Highlights
- Group consumer revenue increased by 0.8% to GBP 472m during Q3 FY26.
- Vet Group consumer revenue rose 5.0%, driven by Care Plan revenues and transaction values.
- Retail consumer revenue declined 1.1%, with online channel maintaining double-digit growth.
Pets at Home Group Plc (LSE:PATS) reported trading results for the 12-week period ending 1 January 2026. Group consumer revenue grew 0.8% to GBP 472m, supported by solid performance in the Vet business and a gradual improvement in retail operations. Total statutory revenue fell 1.0% to GBP 358m, while like-for-like revenue decreased 0.7%. The group continues to monitor customer activity and underlying revenue drivers closely.
Retail Performance and Online Growth
Retail consumer revenue declined 1.1% in Q3, despite positive volume growth in food and accessories. The company noted a sequential improvement in retail performance during the quarter, supported by investments in relative price positioning, including reducing prices on over 1,000 products by an average of 12%.

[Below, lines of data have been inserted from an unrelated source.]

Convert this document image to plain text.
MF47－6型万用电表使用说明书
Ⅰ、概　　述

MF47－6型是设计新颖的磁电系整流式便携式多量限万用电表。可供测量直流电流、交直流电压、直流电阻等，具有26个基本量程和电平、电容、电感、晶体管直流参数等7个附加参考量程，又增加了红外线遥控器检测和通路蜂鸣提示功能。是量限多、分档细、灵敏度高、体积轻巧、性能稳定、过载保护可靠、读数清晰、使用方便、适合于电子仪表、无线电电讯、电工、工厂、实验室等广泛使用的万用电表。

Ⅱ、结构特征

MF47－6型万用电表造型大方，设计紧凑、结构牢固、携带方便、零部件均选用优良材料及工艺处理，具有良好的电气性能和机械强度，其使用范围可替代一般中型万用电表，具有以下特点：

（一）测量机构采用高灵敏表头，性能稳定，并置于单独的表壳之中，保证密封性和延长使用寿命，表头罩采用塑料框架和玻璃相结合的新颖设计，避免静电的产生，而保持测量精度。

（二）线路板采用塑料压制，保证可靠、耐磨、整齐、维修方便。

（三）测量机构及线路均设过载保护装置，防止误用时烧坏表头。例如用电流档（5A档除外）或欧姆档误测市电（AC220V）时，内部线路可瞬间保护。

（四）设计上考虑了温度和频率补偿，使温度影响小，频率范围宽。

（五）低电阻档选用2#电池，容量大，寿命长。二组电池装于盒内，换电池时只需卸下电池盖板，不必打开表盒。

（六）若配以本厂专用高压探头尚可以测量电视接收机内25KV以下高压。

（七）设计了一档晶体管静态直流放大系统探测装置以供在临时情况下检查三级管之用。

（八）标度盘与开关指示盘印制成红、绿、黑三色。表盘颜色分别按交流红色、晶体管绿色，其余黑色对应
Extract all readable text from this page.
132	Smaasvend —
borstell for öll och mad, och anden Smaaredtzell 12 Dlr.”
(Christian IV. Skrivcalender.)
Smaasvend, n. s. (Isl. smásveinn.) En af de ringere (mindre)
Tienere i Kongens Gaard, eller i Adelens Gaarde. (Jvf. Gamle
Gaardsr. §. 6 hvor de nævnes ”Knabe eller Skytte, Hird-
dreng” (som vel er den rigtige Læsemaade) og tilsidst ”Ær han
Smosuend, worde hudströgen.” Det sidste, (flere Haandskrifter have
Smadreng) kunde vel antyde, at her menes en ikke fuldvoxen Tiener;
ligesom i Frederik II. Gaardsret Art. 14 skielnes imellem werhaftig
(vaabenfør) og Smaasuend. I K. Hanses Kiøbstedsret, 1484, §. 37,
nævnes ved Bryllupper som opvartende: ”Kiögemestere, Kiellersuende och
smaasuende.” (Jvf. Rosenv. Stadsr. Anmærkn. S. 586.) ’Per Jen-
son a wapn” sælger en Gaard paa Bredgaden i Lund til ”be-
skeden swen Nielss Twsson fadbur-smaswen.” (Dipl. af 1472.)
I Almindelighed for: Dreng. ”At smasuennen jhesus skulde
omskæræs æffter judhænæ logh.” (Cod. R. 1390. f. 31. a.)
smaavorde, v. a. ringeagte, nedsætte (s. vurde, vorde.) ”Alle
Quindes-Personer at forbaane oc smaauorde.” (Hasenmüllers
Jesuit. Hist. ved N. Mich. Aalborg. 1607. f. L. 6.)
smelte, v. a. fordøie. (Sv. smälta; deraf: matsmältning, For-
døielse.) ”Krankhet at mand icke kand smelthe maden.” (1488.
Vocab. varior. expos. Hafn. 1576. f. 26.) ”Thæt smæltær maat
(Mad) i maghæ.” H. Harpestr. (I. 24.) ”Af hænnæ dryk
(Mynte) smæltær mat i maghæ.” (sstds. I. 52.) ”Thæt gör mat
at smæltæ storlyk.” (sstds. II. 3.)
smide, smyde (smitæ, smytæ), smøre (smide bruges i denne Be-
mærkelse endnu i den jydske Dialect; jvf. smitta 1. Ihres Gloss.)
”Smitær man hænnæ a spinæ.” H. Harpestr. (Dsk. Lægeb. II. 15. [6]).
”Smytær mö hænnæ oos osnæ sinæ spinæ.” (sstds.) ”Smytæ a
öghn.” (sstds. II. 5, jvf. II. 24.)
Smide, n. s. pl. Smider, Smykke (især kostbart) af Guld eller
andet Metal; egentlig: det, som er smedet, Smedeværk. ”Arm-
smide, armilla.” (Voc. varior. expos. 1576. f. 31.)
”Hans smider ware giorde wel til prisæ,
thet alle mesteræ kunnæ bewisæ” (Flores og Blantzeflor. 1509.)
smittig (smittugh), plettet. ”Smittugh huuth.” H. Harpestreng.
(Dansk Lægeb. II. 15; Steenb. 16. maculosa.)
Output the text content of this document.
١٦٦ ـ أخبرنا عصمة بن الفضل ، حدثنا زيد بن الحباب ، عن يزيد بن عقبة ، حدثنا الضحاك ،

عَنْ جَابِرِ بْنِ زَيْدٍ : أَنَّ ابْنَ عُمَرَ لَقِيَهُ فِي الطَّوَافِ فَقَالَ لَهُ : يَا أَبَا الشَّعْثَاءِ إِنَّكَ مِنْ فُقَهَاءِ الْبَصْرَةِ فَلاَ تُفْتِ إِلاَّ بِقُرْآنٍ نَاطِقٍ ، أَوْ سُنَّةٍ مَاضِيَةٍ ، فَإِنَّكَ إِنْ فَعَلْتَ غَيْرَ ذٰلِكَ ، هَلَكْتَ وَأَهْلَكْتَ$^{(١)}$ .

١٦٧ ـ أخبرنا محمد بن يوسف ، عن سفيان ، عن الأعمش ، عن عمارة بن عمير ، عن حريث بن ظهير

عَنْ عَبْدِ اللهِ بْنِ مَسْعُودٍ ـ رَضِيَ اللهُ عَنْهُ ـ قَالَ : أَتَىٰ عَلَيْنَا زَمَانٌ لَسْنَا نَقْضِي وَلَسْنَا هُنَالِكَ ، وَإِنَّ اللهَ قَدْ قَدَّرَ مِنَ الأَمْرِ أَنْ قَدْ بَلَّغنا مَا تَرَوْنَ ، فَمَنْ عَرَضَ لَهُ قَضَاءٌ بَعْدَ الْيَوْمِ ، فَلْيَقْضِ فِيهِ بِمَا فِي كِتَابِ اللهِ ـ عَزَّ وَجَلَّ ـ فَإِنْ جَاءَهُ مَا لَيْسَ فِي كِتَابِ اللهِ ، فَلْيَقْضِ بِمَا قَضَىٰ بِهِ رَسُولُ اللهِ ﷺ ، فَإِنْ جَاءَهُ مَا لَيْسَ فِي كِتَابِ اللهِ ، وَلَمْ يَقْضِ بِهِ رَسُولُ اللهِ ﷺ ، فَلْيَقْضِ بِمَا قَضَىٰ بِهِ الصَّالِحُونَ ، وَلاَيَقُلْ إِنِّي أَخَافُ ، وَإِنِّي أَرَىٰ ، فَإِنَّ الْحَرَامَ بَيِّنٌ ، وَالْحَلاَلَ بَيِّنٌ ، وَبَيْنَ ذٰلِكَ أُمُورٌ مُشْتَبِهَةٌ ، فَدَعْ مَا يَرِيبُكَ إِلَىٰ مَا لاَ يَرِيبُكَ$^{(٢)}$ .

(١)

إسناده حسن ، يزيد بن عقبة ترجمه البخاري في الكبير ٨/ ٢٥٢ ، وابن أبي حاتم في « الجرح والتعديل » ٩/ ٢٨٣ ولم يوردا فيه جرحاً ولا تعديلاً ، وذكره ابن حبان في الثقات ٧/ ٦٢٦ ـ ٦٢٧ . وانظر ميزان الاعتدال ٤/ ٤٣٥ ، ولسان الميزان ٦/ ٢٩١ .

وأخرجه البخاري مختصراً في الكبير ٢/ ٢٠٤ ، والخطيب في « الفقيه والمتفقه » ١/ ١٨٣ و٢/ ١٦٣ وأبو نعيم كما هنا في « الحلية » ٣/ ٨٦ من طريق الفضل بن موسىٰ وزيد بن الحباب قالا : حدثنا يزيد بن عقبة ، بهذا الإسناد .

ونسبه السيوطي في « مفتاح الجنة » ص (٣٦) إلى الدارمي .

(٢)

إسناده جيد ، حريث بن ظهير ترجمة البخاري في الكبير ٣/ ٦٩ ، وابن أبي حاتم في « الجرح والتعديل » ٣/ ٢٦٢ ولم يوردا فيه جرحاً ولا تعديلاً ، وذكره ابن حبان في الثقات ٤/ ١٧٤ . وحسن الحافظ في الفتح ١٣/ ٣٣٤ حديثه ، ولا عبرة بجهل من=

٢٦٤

Online sales remained the fastest-growing channel, delivering low-teens percentage growth throughout the quarter. Retail transactions were broadly flat, seen as a key indicator of customer engagement. Pets Club membership fell 6.9% to 7.6m due to a methodology change in tracking members, which also contributed to a corresponding increase in Average Consumer Value.
Vet Business and Subscription Revenue
The Vet Group posted a 5.0% increase in consumer revenue, in line with expectations. Expansion plans remain on track, with 10 new practices and 15 vet extensions planned for FY26. Subscription-based sales continued to grow, representing 15.0% of total consumer revenue. Currently, 5% of Pets Club members are on the Easy Repeat subscription, while over half of Vet clients hold a Care Plan.
Consumer Metrics and Operational Indicators
Average Consumer Value (ACV) rose 9.4% year-on-year to GBP 1,939. Retail consumer satisfaction improved by three points compared to Q3 FY25, reflecting better value for money, colleague service, and product availability. Clinical full-time equivalent headcount increased 3.3% to 3.6k, supporting the Vet business and expansion efforts.
Outlook
Trading in Q3 fell within the company’s expectations. Pets at Home expects FY26 underlying profit before tax (PBT) to be in line with current market consensus of GBP 93m, within a range of GBP 90-97m. All other guidance remains unchanged from the interim announcement. The next scheduled update is the pre-close statement, expected toward the end of March 2026.
Share performance
PATS shares raise 6.09% to GBX 212.60 at time of writing on January 28, 2026.